4. Shoot Out the Lights by Richard and Linda Thompson (1982)

This celebrated duo was at the tail end of both a marriage and a fruitful musical partnership when they recorded the songs for Shoot Out the Lights. As was the case with Tunnel of Love, the breakup didn’t happen until after the album was released. Yet the raw emotions that play about the album certainly foreshadow the eventual outcome.

Because the pair shared singing duties, the album comes off as a dialogue of sorts, one last chance for each to make themselves heard before it’s all over. Even though Richard did the writing, he ensures that tracks like “Walking on a Wire” and “Just the Motion” allow Linda to get her point across. The final track, “Wall of Death,” is a kind of joyous farewell, as the pair surmise that the thrill of the ride was worth the heartbreak in the end.

5. Blood on the Tracks by Bob Dylan (1975)

The architect of perhaps the greatest of all breakup albums claimed that it wasn’t at all about his marriage to Sara, which would end two years after the album’s release. Dylan also wondered how anybody could willingly listen to the pain he projected throughout the record.

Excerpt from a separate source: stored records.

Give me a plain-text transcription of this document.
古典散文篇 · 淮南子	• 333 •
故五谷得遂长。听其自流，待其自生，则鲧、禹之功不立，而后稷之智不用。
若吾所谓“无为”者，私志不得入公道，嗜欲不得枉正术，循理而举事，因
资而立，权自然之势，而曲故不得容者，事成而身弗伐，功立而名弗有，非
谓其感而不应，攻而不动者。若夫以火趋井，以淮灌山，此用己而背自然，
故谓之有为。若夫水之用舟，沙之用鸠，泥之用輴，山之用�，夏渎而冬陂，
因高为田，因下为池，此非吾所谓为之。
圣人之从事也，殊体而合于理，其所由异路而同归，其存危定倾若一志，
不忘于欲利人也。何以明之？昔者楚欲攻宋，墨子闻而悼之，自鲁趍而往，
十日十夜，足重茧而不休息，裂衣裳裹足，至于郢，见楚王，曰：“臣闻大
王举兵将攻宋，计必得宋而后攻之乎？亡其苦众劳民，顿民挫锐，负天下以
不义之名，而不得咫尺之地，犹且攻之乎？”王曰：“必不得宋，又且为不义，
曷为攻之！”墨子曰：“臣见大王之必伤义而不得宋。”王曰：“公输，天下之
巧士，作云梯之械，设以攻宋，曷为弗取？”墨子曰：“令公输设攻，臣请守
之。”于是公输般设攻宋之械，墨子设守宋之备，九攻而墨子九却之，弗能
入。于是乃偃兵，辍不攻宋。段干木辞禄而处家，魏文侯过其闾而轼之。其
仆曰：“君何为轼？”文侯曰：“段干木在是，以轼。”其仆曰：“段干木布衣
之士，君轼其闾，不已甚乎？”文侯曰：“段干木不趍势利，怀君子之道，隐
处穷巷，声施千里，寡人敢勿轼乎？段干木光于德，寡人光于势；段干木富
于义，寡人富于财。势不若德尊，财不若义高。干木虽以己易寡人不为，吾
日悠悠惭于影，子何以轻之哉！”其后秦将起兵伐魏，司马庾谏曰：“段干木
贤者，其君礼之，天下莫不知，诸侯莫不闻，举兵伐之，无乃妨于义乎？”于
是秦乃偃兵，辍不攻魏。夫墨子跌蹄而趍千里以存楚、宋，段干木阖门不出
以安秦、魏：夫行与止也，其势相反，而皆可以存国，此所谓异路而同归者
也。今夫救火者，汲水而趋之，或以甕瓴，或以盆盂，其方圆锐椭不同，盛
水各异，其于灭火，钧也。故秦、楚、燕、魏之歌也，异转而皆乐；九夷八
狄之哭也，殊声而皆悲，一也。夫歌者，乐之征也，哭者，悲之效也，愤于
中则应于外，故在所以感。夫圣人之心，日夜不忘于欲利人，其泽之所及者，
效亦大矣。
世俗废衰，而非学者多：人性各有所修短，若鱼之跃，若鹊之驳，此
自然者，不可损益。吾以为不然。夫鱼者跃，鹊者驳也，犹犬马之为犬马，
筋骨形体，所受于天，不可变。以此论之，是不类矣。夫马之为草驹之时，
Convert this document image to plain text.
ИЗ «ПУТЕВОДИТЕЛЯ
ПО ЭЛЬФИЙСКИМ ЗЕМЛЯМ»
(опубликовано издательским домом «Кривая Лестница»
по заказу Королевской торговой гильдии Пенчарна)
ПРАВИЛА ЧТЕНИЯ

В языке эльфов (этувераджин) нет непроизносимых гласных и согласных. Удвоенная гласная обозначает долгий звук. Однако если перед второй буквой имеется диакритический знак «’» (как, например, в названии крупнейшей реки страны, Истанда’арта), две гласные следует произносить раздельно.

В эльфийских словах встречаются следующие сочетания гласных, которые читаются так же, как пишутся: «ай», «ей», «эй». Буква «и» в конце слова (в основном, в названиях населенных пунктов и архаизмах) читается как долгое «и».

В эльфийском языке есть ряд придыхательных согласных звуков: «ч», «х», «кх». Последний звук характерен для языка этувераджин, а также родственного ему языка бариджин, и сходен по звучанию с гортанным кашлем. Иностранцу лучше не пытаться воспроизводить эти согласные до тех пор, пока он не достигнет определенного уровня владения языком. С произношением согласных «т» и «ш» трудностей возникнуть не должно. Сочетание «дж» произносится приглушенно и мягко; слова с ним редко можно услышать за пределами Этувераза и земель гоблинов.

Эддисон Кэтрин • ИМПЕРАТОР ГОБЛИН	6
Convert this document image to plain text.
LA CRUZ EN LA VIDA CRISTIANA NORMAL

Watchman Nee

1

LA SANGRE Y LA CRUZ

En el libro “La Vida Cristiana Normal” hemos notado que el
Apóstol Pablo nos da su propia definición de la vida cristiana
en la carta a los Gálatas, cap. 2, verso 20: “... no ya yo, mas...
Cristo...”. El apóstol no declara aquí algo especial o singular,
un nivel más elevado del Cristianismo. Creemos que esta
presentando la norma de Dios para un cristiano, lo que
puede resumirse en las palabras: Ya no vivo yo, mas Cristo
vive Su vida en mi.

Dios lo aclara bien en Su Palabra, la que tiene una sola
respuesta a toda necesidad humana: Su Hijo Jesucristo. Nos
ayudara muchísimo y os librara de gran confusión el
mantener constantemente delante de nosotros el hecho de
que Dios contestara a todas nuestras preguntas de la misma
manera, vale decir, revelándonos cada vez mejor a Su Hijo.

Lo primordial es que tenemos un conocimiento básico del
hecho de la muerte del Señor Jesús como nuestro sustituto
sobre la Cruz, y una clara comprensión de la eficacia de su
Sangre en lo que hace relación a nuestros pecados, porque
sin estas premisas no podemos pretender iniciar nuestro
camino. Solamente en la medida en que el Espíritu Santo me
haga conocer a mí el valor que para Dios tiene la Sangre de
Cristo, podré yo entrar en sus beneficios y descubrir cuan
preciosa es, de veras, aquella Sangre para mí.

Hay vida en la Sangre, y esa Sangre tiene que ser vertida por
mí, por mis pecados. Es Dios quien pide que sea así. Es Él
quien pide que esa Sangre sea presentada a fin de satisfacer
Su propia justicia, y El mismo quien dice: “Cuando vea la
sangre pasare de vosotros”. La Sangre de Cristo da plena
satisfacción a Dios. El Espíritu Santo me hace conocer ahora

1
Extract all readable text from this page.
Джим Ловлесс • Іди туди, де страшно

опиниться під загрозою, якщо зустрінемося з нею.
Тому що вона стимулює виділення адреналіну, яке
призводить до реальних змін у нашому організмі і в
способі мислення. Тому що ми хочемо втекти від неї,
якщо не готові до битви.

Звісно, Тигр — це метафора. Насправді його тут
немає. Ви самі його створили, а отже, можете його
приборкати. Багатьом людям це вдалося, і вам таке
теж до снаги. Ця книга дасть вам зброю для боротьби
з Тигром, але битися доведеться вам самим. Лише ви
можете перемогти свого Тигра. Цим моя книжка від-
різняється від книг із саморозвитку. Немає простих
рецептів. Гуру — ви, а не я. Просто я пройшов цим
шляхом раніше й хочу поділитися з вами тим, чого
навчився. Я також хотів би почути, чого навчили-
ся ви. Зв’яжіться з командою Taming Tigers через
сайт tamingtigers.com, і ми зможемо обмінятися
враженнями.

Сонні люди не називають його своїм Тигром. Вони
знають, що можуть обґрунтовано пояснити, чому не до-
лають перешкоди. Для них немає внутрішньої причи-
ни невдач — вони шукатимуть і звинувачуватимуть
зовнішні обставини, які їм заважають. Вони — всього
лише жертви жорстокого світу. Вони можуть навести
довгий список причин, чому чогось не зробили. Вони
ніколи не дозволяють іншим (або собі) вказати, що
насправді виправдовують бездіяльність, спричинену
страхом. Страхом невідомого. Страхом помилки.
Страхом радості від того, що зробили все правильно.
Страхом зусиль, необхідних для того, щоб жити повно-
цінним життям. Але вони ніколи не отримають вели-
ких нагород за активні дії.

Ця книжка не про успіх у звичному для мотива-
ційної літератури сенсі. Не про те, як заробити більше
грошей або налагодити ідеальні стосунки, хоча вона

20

But he misses the point. We sit through Blood on the Tracks to follow his insight and honesty as he details the ups and downs of this fracturing union. From the colossal hurt and anger of “Idiot Wind” to the devastating sorrow of “If You See Her, Say Hello,” there isn’t an unexplored emotion on the album. It’s a tour de force that still stings and amazes after all these years, and is on the very short list of Dylan’s greatest artistic triumphs.